Technology advances have made it easier than ever to peer into the human mind. Badr Albanna, Ph.D., assistant professor of neurophysics, is devising new methods to predict what we’ll see when we do.

“In physics, we have a long tradition of theory and using mathematical models to describe complex systems. As neuroscience has been growing, it’s been bringing in a lot of people with training outside of biology to use some of that theory. I’m one of those people,” he said.

Albanna’s work combines physics, information theory, and statistical mechanics. The idea is that the same models that are used to predict the movement and interactions of atoms can also be applied to neurons as they’re interacting with each other in the brain.

Finding Order in the Chaos

“At a certain scale, that firing looks totally chaotic and random. But at the right scale, we can figure out what particular brain regions are doing, what your mind as a whole is doing, and how all that chaos comes together to give you a nice, predictable behavior,” he said.

In “Minimum and Maximum Entropy Distributions for Binary Systems with Known Means and Pairwise Correlations,” a paper he recently published in the journal Entropy, Albanna showed the range of entropies possible for neural models with specific properties.

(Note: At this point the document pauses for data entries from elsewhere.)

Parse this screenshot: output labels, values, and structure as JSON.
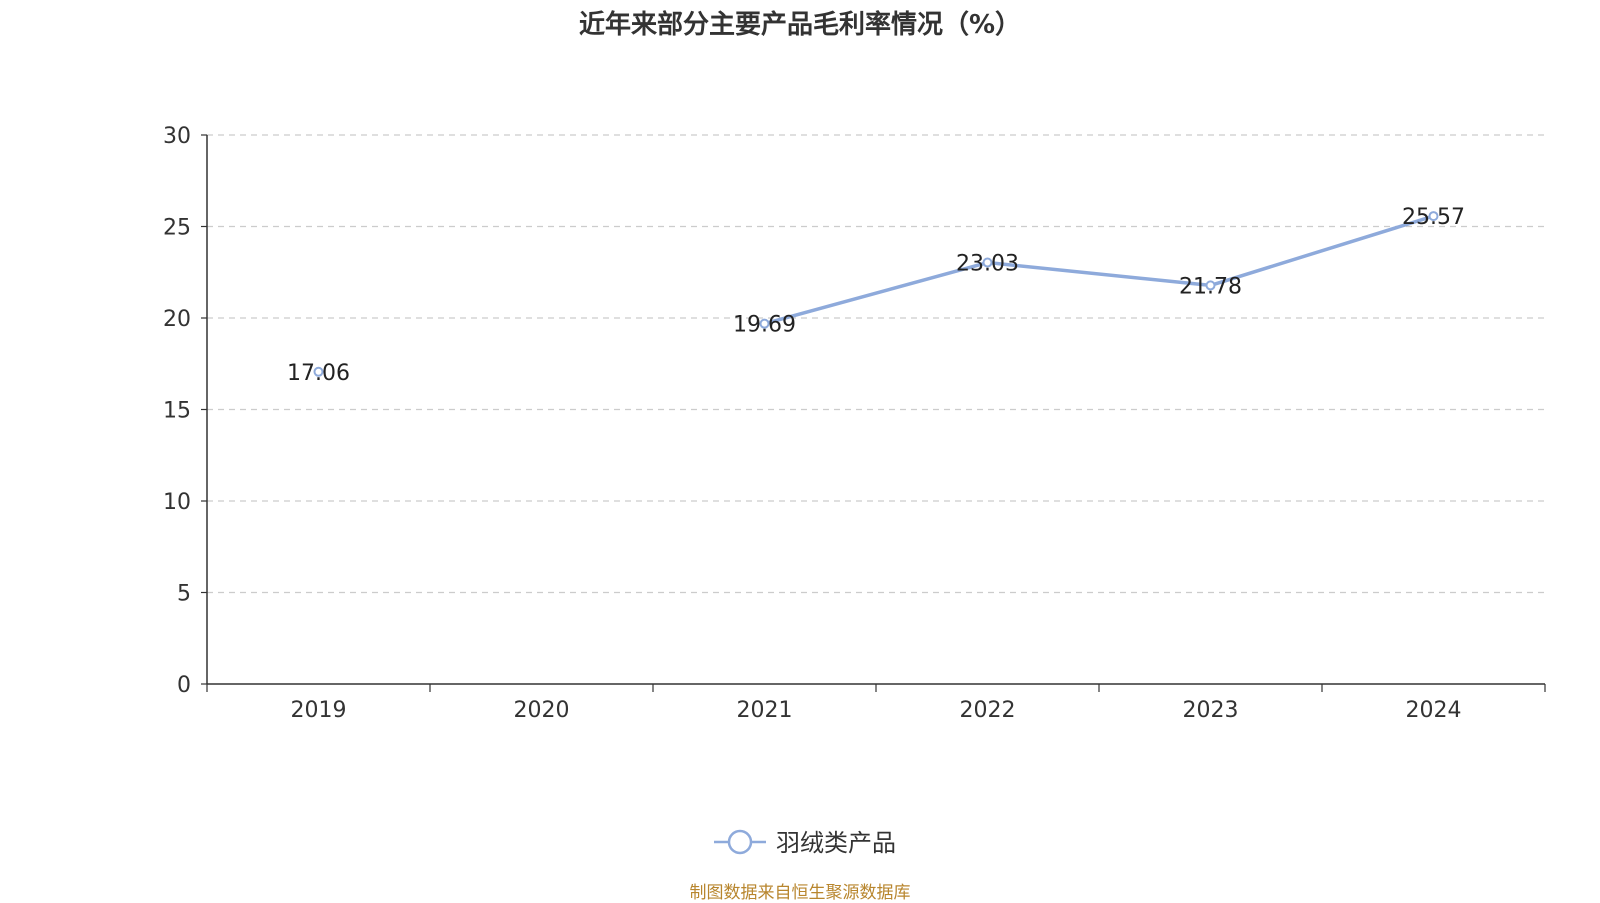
{
  "chart_data": {
    "type": "line",
    "title": "近年来部分主要产品毛利率情况（%）",
    "categories": [
      "2019",
      "2020",
      "2021",
      "2022",
      "2023",
      "2024"
    ],
    "series": [
      {
        "name": "羽绒类产品",
        "values": [
          17.06,
          null,
          19.69,
          23.03,
          21.78,
          25.57
        ],
        "labels": [
          "17.06",
          "",
          "19.69",
          "23.03",
          "21.78",
          "25.57"
        ],
        "color": "#8eaadb"
      }
    ],
    "y_ticks": [
      "0",
      "5",
      "10",
      "15",
      "20",
      "25",
      "30"
    ],
    "ylim": [
      0,
      30
    ],
    "xlabel": "",
    "ylabel": "",
    "grid": true,
    "legend_position": "bottom-center"
  },
  "source_note": "制图数据来自恒生聚源数据库",
  "colors": {
    "title": "#333333",
    "axis": "#333333",
    "grid": "#cccccc",
    "source_note": "#b8862e"
  }
}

In physics, entropy is a thermodynamic quantity that represents the unavailability of a system’s thermal energy that can be converted into mechanical work. Information theory provides another interpretation: entropy is also a way to measure the degree of uncertainty about the state of a system, or conversely, how much information we would need to understand exactly what state the system is in.

Albanna said that one way to comprehend that uncertainty is to imagine a standard cell phone contract. If one yes or no question’s worth of information is known as a “bit,” a 10-gigabyte cell phone plan is equivalent to about 100 billion bits – the answers to 100 billion yes or no questions – that the plan allows you to ask. Entropy describes everything else outside of that 100 billion.

The models borrowed from physics are referred to as “maximum entropy models,” Albanna said, because they are the models with the largest degree of uncertainty that are still consistent with the data at hand.

“People use the entropy of these models as a way to characterize how good a job these models are doing,” he said. “They’ll ask, ‘Does the entropy of the neural activity, or what you’re actually seeing in a real recorded data set, match up with what your model is predicting?’”

When it comes to modeling in physics, there are many reasons to feel confident that when the entropy of a system and the entropy of a model appear to match, the model is an accurate fit. It’s a lot harder in neuroscience though, because one can never really be sure which variables are the right ones to use in the model. Often, Albanna said, researchers pick whatever they can measure.

“You pick how often a neuron fires, but usually, you’re sort of groping around in the dark. You put your variables in and try to figure out whether you’re doing a good job. And you say, ‘Look, it matches up pretty well; the entropy is close.’ But we don’t know how poorly you could do.”

In his study, Albanna found that if a population of neurons behave interchangeably in a statistical sense, then any model consistent with the data gathered from monitoring of the cells will be a good fit in terms of the entropy. If this condition does not hold, the range of possible entropies is broad, and so these maximum entropy models are really capturing something important about the data.   

“It put some of these things that we are starting to take for granted in neuroscience on a little bit firmer footing, and showed we’re not cheating ourselves when we say these things do well,” he said.

The Gap between the Spikes

Another recent project that Albanna completed, a collaboration with a researcher from New York University’s School of Medicine, addresses the complexities of hearing.

Prior experiments with rats showed that it’s common that upon hearing a sound, only half the cortical cells in a part of the brain responsible for sound perception activate consistently. Though it may be tempting to focus exclusively on the cells that “light up” when prompted, Albanna said that’s a mistake. There is much to be learned from the other cells, he said.

“In fact, there are ways to show that these cells actually do respond. It looks like they may not be doing anything when you look through one lens, but if you look through the lens of our analysis, you can see that, in fact, they do carry information, at levels that are comparable to what those responsive cells are carrying.”

To do this, Albanna chose not to focus on the spikes that one sees when cells are activated. Instead, he focused on the gap between the spikes, known as the “interspike interval.” That’s where he found subtle differences that he said show how a particular cell is encoding information.

It’s still not clear what role the cells play in influencing rat behavior, but Albanna said the findings, which he and his co-author are submitting to the journal Nature Neuroscience, are an important first step.

Challenging Assumptions

Looking ahead, Albanna is in the process of developing graduate-level classes to accompany the undergraduate-level physics classes he teaches; the first will likely focus on psychophysics, which is the neuroscience of how perception works, for both through hearing and vision. He said he loves the field because unlike physics, it’s extremely young and in flux.

“There’s so much we don’t know, and so much of how you approach neuroscience depends on your perspective. Like, does this cell matter or not? We don’t always have concrete experimental answers to these questions yet, so you have to sort of build your view the best way you can, and then make sure that you’re always checking yourselves and challenging your assumptions,” he said.